Now in her first term on the Board of Visitors, Chua previously served on the Law Alumni Association (LAA) board and received its Young Alumni Award in 2015. Chua said her board service “ties back to individuals at the Law School who have helped me through their generosity, through their introductions, and through their networks, both when I was at Duke and after. Over time, it became about the joy of being able to help others in that same process.” She calls the network and the relationships she has built through her volunteer service “phenomenal” and highly enriching, both personally and professionally.
Students and young professionals should regularly ask themselves what they are learning from each position they occupy, Chua said in her 2016 ESQ keynote address, adding it’s crucial to use metrics to define goals.

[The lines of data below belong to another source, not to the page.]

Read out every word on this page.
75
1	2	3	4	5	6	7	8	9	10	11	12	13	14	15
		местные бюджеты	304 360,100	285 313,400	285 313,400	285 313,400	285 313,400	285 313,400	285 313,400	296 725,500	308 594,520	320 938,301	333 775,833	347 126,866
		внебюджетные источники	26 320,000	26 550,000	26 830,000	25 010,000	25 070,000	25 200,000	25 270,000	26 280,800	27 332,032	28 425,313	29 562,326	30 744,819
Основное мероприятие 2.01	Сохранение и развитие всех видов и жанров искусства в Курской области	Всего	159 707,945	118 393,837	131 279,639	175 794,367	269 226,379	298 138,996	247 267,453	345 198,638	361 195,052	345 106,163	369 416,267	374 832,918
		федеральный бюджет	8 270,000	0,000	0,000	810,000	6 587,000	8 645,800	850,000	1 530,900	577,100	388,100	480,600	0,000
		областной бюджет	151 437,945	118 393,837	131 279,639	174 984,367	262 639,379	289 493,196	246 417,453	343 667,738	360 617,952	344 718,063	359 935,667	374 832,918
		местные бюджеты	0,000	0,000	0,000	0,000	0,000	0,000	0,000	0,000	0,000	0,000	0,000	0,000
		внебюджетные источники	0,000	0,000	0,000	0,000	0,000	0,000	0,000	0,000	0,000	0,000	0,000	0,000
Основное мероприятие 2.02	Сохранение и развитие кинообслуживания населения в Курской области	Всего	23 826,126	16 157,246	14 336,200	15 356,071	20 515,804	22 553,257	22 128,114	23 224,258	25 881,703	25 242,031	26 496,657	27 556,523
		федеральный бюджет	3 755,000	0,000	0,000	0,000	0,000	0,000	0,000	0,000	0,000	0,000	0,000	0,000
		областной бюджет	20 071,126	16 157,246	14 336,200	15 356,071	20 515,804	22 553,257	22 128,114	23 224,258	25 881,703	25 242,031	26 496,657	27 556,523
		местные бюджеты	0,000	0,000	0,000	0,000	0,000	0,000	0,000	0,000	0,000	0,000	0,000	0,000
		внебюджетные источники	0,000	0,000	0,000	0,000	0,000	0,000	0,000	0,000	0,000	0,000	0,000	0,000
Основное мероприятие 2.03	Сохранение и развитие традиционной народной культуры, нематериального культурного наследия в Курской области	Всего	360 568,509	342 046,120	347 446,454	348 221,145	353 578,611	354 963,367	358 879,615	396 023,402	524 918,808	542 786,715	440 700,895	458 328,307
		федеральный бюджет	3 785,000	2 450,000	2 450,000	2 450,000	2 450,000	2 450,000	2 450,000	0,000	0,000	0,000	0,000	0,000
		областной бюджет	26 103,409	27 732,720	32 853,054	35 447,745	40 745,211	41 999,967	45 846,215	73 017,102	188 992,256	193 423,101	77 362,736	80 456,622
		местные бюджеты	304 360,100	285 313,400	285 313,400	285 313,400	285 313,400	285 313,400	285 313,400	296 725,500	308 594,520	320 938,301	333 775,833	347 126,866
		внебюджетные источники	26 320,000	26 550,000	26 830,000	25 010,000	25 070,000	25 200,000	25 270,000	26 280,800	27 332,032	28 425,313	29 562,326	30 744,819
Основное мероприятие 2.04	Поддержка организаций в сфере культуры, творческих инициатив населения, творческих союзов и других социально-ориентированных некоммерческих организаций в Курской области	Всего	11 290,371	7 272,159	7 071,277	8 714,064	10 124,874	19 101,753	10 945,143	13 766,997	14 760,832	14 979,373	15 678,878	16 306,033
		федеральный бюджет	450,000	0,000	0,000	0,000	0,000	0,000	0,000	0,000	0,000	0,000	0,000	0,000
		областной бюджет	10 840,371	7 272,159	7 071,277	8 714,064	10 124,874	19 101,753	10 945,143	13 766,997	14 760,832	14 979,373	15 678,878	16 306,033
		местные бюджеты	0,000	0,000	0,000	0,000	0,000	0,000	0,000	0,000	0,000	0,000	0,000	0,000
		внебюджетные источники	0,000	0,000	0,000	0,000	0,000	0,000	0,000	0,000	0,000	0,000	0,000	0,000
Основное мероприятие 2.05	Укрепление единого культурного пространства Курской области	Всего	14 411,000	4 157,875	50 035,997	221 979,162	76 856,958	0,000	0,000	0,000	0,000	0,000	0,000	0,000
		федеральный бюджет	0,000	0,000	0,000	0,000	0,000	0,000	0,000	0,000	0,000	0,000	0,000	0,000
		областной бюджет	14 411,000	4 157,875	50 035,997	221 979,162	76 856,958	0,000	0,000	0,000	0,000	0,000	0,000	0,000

“If you can’t measure something you can’t manage it,” she said, suggesting that transactional lawyers assess their skill-development over five deals by asking each client or co-counsel to score their representation on a scale of one to 10. “Give it a number so you can align your goals with what you are trying to achieve and drive yourself towards it.”
She also counseled students to embrace the unknown, be prepared to take risks and ward off any complacency. “Face into uncertainty and embrace it,” she said. “There is a scale between anxiety and boredom. Stay slightly tilted towards anxiety.”

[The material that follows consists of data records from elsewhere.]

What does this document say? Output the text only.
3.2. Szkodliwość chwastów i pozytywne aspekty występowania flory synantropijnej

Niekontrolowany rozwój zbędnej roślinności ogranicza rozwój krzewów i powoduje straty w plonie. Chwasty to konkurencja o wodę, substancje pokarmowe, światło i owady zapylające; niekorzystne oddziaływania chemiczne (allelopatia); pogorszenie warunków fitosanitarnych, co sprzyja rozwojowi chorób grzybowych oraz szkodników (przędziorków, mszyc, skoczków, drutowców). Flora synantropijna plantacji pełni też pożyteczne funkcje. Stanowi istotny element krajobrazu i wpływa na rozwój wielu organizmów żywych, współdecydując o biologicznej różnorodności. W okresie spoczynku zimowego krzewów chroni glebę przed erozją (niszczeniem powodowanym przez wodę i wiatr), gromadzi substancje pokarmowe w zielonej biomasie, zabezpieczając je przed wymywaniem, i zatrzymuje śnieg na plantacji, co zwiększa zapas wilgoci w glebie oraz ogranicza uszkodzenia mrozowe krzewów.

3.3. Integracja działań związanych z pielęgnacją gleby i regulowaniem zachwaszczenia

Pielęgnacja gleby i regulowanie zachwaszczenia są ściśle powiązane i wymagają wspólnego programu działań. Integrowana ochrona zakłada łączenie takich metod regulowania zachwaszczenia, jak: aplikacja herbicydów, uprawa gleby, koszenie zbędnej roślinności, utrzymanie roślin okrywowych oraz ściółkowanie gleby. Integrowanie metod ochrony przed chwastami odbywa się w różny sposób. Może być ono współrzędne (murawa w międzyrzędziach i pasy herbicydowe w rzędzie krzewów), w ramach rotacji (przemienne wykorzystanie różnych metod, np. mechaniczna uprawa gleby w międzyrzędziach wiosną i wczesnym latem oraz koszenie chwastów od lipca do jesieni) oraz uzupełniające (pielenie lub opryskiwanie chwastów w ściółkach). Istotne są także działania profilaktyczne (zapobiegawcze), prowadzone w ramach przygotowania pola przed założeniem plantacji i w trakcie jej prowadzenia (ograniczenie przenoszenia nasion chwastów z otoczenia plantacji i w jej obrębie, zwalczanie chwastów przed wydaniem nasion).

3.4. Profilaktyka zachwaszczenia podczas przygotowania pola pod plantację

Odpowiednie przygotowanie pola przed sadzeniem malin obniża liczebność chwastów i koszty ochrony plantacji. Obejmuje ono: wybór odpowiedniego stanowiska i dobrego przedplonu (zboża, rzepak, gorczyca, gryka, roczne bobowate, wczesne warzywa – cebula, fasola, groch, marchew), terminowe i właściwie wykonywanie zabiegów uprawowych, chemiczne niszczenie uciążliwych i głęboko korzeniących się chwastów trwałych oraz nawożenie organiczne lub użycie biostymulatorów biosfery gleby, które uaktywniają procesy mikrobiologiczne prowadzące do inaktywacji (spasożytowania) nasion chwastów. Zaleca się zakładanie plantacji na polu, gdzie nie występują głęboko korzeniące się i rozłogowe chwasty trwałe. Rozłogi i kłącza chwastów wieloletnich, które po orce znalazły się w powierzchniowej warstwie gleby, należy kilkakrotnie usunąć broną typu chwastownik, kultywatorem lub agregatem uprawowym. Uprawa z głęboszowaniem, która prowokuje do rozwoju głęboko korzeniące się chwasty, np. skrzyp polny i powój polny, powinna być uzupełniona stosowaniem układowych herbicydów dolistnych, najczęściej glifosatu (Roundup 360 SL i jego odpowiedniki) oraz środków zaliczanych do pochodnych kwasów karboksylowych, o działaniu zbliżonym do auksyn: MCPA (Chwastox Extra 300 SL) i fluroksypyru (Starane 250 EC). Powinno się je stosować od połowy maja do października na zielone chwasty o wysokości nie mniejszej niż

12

Her experience since the launch of InterNex Capital in the fall of 2015 “has never crossed the center line towards boredom, “ Chua quipped in an interview a year later. “Every single moment has been tilted towards anxiety.”
She co-founded the company with fellow former GE Capital senior executives, following another piece of advice she shared with students: Define your own path.
“When I decided to leave GE Capital, I was fortunate to have several options, and one was a significant promotion to another major financial institution,” she said. “I was talking to a long-time friend about the pros and cons of my options and he said: ‘You’ve been thorough and methodical in your analysis of each choice. But what I haven’t heard is what do you, deep-down, want to do yourself?’”
Chua decided that she wanted to follow a family tradition of entrepreneurship. Her father founded a sovereign wealth fund; her brother established an ophthalmology practice; and her mother ran her own insurance business at a time when it was still unusual for women to work in Singapore. “She was very much on the front line in encouraging me to do my own thing, to trust my instincts, to be loyal and build long-term relationships, but also to be very independent,” Chua said.
Chua called 2015 through 2016 “the build period” for InterNex Capital, as she and her co-founders created the infrastructure and technology to offer asset-based revolving lines of credit without the paperwork, bureaucracy, or reporting that can overwhelm small and medium-sized business borrowers, perfected the algorithm they use to underwrite, manage, and monitor their portfolio, and secured strategic partnerships and significant investments. “At the end of 2016, we truly ‘cut the ribbon’ and opened the doors for business,” she said.
Her decision to become an entrepreneur has proven deeply satisfying. She helped InterNex Capital to structure its business, financing and investor capital, learning along the way.
“The fulfillment I get from being challenged, from learning, and from constantly having to think faster, make connections, and make decisions and plan solutions quickly has been tremendous,” she said.
At ESQ, Chua challenged attendees to look at themselves in a similar way: “What do you truly want to do? You have to love your job. You spend too many hours of your life doing it not to be passionate about it.”